LILA EHJÄ – YÖ (2021)

LILA EHJÄ – YÖ (2021)

Cold Wave / Post-Punk (Autoprod)

Noir Boy Georges, Oi Boys, Maria Violenza, si ces noms vous sont familiers, c’est que la déviance et la noble flétrissure font partie de vos critères esthétiques de choix. Ces artistes prouvent qu’il existe un courant alternatif. Une façon de faire qui se raccordera toujours plus à l’esprit punk et à l’urgence crade qui se dégage de leur ambiance musicale. Lila Ehjä semble suivre cette école et avance seule en one-girl-band pour nous proposer au travers de son premier EP « Yö », un paysage sonore assez uniforme et narcotique. | Par Nino Futur

Alors que le phénomène de revival post punk semble ne plus être tant prisé que ça par les médias d’obédience branchouille. Que l’utilisation de boites à rythme classiques regagne peu à peu son statut de ringardise, et qu’Idles tiennent désormais plus à des mannequins de marques passagèrement hype qu’aux fervents ressusciteurs de la rage punk.

On accordera un petit coup de mou à cette scène post-punk qui semblent de plus en plus se reposer sur leurs lauriers. Toute la scène ? Non !

Une poignée d’irréductibles spleeneurs avançant hors projecteurs continuent à maintenir le seum et la morosité sonore sur de bons sentiers. Et une fois de plus, c’est en D.I.Y que ces artistes y parviennent en s’adonnant aux plus sordides et mielleuses afflictions musicales.

Proche de la musique de Jessica 93 (se faisant de plus en plus discret au passage) la jeune parisienne ouvre les hostilités sur le brumeux « Troubles », qui des ses premières mesures vous replongerons dans les nappes âcres et embrumées du premier album « Who Cares » (2013) du sus-nommé Jess93. Les ambiances et les plages sont tout aussi froides que réconfortantes et tout semble flotter avec grâce autour de nous dans un vortex timide.

La basse est froide et d’obédience goth (« Hit the city », « Kolyma »), la boite à rythme minimale et hypnotiqueTouch the Leather ») les guitares viennent servir d’ornements plus ou moins discret afin d’accrocher l’oreille et s’entremêlent dans les machines aux sonorités peu chaleureuses.

Autant d’adjectifs pour résumer l’étendue sonore de ce « Yö », qui s’avère aussi agréable que poisseux.

Les ambiances musicales sur chacune des 7 plages de ce « Yö » sont toutes autant sombres qu’aériennes, incrustées dans une sorte de velours insaisissable qui nous mettrait dans un état proche de la transe.

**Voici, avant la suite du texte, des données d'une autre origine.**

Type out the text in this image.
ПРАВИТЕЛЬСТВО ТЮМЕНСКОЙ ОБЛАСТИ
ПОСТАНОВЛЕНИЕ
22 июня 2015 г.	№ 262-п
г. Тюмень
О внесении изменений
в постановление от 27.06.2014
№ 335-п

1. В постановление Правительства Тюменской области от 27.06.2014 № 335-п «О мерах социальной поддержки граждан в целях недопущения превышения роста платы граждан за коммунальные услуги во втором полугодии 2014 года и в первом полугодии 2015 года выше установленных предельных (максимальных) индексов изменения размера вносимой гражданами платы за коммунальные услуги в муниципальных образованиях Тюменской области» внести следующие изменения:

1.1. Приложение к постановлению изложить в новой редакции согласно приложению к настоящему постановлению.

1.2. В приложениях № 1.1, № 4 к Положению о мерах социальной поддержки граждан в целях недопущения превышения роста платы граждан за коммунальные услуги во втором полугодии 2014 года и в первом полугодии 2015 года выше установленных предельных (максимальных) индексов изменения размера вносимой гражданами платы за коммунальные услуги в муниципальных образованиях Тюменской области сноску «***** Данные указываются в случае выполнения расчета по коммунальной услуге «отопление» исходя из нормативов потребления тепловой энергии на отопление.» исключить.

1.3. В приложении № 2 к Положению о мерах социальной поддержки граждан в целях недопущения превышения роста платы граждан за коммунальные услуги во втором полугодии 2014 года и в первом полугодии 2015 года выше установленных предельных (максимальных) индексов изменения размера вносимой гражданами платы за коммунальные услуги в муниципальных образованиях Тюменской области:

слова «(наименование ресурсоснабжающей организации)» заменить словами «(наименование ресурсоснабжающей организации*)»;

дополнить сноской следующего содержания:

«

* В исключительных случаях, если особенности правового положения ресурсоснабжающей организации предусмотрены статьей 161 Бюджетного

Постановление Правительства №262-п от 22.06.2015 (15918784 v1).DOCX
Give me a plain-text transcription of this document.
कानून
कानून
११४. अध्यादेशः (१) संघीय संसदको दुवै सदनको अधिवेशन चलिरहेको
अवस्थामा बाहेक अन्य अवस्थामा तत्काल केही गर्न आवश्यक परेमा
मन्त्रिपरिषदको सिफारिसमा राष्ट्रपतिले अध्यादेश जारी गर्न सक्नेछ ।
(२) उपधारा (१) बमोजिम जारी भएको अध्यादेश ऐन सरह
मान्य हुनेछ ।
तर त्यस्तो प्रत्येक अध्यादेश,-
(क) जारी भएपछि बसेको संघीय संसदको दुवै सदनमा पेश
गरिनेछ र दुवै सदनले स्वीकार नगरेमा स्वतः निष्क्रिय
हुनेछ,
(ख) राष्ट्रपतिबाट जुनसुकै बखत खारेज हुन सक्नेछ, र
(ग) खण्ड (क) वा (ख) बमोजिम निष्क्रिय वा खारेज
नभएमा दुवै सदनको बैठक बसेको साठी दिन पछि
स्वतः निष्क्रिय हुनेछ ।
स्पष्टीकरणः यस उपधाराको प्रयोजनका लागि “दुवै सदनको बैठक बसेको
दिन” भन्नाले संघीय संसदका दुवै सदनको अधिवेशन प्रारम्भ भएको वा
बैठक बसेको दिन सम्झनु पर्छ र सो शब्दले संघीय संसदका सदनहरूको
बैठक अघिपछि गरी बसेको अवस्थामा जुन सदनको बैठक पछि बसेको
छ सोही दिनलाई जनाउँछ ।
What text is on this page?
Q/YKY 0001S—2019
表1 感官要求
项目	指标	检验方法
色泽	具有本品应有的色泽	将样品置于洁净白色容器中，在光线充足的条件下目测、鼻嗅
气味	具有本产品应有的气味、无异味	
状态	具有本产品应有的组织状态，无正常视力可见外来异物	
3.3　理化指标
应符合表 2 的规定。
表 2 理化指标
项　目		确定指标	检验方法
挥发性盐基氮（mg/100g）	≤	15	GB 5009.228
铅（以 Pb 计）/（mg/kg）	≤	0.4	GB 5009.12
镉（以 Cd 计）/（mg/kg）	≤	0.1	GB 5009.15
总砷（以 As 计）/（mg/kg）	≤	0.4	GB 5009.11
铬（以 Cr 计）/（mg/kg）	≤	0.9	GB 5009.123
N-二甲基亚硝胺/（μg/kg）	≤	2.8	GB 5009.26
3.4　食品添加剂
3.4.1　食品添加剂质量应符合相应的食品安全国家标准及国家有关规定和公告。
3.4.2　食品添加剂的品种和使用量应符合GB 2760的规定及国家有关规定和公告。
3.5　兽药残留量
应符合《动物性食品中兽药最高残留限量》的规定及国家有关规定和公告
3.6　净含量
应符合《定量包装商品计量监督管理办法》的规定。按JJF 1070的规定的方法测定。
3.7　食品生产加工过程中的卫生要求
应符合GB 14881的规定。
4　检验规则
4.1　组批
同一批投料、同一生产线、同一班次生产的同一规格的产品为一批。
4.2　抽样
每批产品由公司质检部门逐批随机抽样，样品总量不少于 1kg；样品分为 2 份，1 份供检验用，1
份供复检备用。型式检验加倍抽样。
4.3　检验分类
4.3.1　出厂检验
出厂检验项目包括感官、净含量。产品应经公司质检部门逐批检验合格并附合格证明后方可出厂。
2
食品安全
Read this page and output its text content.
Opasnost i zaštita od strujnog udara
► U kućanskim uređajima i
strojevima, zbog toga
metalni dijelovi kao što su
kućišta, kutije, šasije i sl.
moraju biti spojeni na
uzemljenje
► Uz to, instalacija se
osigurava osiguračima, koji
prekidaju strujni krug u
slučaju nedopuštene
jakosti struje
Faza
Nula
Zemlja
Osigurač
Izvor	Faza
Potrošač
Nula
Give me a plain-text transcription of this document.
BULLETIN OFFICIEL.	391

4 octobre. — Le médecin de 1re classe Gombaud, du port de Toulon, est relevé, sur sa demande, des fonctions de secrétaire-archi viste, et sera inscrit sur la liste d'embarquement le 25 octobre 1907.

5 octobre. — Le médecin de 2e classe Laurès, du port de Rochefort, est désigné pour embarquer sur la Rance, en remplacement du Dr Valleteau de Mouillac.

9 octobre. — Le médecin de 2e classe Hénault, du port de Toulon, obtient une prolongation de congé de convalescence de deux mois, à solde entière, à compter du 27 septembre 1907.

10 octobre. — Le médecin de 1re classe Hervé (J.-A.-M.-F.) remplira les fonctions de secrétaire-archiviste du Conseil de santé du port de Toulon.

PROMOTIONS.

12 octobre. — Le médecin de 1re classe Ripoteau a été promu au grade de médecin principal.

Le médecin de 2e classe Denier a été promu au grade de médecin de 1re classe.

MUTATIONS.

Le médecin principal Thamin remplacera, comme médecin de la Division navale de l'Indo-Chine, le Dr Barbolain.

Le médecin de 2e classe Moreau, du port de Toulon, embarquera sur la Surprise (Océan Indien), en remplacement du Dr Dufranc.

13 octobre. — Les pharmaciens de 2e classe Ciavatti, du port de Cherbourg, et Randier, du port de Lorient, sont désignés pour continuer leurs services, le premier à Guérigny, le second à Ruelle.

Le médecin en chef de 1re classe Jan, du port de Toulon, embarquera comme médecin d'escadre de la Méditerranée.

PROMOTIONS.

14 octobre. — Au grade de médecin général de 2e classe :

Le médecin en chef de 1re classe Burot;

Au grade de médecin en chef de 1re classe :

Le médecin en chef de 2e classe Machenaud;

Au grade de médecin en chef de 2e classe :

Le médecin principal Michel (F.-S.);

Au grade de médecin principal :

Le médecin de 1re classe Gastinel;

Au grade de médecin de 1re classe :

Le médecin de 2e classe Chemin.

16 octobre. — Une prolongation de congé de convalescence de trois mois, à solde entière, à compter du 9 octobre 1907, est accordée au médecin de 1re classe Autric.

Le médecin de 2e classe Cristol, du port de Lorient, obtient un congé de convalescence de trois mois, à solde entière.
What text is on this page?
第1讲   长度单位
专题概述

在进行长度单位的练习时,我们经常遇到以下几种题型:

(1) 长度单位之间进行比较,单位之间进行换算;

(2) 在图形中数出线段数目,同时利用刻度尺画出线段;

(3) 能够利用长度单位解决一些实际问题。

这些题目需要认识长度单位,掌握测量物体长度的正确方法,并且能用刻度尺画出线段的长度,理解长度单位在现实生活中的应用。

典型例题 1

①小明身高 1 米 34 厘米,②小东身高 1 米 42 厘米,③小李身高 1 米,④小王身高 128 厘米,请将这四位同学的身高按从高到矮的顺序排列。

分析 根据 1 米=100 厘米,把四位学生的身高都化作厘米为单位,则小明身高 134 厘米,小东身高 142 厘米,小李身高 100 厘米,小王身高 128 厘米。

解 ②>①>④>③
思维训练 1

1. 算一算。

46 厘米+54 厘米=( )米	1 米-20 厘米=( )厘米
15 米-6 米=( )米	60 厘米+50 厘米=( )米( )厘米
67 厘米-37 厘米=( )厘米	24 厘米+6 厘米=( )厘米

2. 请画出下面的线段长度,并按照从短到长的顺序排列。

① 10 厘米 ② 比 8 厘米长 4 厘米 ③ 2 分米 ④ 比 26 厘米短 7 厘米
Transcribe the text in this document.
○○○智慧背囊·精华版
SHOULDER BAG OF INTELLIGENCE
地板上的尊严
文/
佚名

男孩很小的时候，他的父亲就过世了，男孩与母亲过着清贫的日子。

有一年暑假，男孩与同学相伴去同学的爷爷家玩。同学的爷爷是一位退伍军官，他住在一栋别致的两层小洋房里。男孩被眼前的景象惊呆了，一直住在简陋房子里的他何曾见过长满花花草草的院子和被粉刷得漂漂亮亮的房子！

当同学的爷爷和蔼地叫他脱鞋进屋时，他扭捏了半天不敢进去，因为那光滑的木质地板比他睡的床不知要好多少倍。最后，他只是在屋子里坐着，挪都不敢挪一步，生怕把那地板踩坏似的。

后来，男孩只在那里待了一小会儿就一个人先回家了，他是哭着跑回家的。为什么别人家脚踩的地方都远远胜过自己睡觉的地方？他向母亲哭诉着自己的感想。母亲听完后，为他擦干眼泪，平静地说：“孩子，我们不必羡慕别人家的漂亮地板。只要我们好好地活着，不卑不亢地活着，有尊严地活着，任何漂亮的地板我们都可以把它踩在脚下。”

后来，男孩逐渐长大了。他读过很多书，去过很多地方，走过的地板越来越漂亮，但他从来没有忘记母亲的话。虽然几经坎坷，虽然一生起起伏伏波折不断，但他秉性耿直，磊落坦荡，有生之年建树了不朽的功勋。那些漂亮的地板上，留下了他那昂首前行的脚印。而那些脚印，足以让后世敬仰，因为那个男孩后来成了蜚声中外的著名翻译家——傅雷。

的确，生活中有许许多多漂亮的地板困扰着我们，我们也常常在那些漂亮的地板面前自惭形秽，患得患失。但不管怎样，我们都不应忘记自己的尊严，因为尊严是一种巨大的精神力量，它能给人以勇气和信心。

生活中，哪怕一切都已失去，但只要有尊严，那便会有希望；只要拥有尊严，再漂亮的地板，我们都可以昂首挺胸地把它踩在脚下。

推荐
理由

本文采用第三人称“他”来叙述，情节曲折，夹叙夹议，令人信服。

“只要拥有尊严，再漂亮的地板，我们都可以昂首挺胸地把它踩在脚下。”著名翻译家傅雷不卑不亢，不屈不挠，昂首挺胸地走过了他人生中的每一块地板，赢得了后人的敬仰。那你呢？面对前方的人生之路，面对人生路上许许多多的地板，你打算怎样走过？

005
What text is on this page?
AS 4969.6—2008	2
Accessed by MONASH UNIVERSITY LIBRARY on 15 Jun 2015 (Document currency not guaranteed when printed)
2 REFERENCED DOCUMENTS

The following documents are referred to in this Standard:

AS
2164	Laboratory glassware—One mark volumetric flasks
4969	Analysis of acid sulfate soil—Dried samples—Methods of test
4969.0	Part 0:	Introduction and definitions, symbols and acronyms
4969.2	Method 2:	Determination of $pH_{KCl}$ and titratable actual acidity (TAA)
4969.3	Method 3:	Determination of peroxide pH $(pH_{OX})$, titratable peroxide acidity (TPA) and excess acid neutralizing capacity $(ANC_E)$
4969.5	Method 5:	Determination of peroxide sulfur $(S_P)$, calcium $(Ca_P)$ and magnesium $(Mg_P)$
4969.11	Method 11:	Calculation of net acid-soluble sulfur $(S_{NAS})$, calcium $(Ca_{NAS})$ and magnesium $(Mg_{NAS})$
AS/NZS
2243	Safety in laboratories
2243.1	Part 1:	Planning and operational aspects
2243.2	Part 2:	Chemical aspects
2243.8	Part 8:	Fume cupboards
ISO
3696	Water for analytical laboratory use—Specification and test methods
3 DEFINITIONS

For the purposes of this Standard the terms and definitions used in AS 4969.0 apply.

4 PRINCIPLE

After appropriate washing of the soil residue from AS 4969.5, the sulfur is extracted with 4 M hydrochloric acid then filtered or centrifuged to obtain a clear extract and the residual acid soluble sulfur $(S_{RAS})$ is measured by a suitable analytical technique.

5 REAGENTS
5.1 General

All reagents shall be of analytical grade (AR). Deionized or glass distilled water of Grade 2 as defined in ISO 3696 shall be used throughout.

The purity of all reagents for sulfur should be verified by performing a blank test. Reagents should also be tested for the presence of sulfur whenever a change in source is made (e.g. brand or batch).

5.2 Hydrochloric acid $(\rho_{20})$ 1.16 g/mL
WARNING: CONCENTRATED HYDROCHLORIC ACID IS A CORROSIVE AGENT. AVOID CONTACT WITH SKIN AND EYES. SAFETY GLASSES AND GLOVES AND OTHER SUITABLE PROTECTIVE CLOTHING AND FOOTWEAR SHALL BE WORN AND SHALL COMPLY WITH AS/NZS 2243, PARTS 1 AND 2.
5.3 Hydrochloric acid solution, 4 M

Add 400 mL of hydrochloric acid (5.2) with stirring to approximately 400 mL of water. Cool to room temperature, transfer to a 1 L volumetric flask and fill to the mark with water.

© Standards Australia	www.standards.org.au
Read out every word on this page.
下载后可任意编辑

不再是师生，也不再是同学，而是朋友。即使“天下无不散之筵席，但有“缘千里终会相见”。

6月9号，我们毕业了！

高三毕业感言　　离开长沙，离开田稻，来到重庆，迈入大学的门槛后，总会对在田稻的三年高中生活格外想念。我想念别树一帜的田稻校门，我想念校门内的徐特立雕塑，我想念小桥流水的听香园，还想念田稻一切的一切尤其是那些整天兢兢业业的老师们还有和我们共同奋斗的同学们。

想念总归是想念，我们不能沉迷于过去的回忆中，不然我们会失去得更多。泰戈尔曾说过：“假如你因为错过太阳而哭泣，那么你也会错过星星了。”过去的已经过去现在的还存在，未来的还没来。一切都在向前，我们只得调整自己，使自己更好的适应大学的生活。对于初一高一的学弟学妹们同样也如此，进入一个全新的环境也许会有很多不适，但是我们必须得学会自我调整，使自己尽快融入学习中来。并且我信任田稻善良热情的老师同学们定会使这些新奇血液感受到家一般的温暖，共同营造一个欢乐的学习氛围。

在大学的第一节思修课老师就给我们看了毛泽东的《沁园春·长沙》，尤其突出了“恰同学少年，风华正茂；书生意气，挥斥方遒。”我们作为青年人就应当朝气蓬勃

Le chant quant à lui, est très doux et se fond dans l’ensemble. Comme convenu, une forte reverb’ vient noyer l’ensemble pour un résultat plus sensuel que d’outre tombe. On pensera d’avantage à Mazzy Star (influence assumée) ou Boy Harsher qu’à du post-punk plus traditionnel.

La voix sensuelle et plaintive, mais pourtant hors du cliché pop joue beaucoup dans la balance, rendant les sons agréables et planants (« Troubles » et « Touch the Leather » vous montreront parfaitement la force de cette fange de velours).

Un projet totalement indé et déjà pas mal encensé par la presse spécialisée, qui mérite de grandir et qui (espérons-le) ajoutera de nouvelles cordes à son arc pour les années à venir.

En attendant d’avoir l’occasion de la voir en live, on s’écoutera encore un petit « Yö » pour apprécier le froid hivernal. Froid oui, mais tout aussi réchauffant, « Yö » passe par les pores de vos émotions pour le meilleur comme pour le pire.

« Si y’a heja, sors le Ehjä » – aurait dit Soso Maness.